Еще более подробно расписывалось, как сохранять вьючных животных и их грузы, как организовать движение эшелонов (отряд был разбит на эшелоны), как устраивать походные лагеря.

В разделе, касавшемся боевых действий, было категорически приказано максимально беречь патроны и снаряды.

При подготовке экспедиции Кауфман проявил себя и как военный инженер. По его собственноручным чертежам еще с 1871 г. на Волге и верфи Аральской флотилии изготовлялись железные понтоны; один понтон составлялся из четырех ящиков, свинчивающихся винтами. Каждый ящик весил от 80 до 100 килограммов; таким образом, восемь человек были в состоянии легко поднять весь свинченный понтон и спустить его на воду. Сборка понтона занимала два часа. Паром, собранный из понтонов, нес 2 орудия и 16 человек. Понтоны, предназначенные для переправы через широкую Амударью, прозвали кауфманками. А в походе кауфманские ящики служили емкостями для водопоя верблюдов, лошадей и взятого на мясо, так называемого порционного скота. Напившись из кауфманок, верблюды несли их на себе дальше.

28 февраля в Ташкенте командующий экспедицией принимал парад войск Ташкентского гарнизона, выступающих в поход. Вместе с войсками, выстроенными в несколько линий, на площади в русской части города собрались почти все его жители, в том числе из так называемой туземной части.
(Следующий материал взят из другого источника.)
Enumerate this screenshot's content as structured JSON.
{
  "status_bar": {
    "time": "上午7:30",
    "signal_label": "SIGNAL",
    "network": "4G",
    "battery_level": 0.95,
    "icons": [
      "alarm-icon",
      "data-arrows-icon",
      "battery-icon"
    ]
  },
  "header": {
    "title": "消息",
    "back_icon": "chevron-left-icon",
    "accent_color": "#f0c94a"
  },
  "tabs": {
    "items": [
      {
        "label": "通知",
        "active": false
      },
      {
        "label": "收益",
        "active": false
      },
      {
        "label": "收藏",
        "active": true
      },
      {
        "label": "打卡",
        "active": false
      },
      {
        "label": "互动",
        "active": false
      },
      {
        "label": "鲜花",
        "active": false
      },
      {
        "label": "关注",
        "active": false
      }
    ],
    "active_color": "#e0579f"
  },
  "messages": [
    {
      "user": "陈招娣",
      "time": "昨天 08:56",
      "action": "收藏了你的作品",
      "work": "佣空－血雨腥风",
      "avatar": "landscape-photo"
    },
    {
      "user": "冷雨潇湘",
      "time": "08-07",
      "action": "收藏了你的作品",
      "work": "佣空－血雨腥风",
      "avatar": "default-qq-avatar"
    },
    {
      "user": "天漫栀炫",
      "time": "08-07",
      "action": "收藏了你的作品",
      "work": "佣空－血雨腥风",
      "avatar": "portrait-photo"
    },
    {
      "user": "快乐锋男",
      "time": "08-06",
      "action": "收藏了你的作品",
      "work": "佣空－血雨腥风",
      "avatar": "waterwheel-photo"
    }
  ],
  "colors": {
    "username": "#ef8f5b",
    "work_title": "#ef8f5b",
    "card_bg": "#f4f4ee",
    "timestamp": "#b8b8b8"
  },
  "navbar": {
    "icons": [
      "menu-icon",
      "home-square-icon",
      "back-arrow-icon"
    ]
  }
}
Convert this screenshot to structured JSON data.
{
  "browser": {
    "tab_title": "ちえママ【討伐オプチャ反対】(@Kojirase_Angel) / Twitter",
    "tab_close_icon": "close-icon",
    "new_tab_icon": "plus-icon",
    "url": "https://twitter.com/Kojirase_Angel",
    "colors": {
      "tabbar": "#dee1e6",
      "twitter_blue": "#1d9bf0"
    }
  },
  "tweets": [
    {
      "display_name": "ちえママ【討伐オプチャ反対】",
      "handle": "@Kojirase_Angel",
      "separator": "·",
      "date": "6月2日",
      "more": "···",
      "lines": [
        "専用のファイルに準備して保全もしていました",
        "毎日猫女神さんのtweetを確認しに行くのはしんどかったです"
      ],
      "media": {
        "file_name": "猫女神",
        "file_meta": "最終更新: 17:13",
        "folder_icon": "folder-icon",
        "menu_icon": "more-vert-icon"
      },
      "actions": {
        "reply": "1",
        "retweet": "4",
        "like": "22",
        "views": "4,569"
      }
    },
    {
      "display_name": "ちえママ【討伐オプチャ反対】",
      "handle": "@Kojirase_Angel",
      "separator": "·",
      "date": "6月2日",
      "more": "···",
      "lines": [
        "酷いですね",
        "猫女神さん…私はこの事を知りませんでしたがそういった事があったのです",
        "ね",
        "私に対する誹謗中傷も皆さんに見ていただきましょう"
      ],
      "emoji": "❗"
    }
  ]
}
Погода была теплая, небо по-весеннему ясное, люди были радостно возбуждены. Коренные ташкентцы, то есть сарты, ничуть не возмущались, что русские идут громить их единоверцев.

Кауфман, придававший немалое значение представительской стороне своего губернаторства, как бы оправдывая прозвание «полуцарь», принимал парад максимально торжественно, в сопровождении большой, сверкающей орденами и золотым шитьем свиты. Во время парада был отслужен молебен с водосвятием. В завершение войска прошли церемониальным маршем.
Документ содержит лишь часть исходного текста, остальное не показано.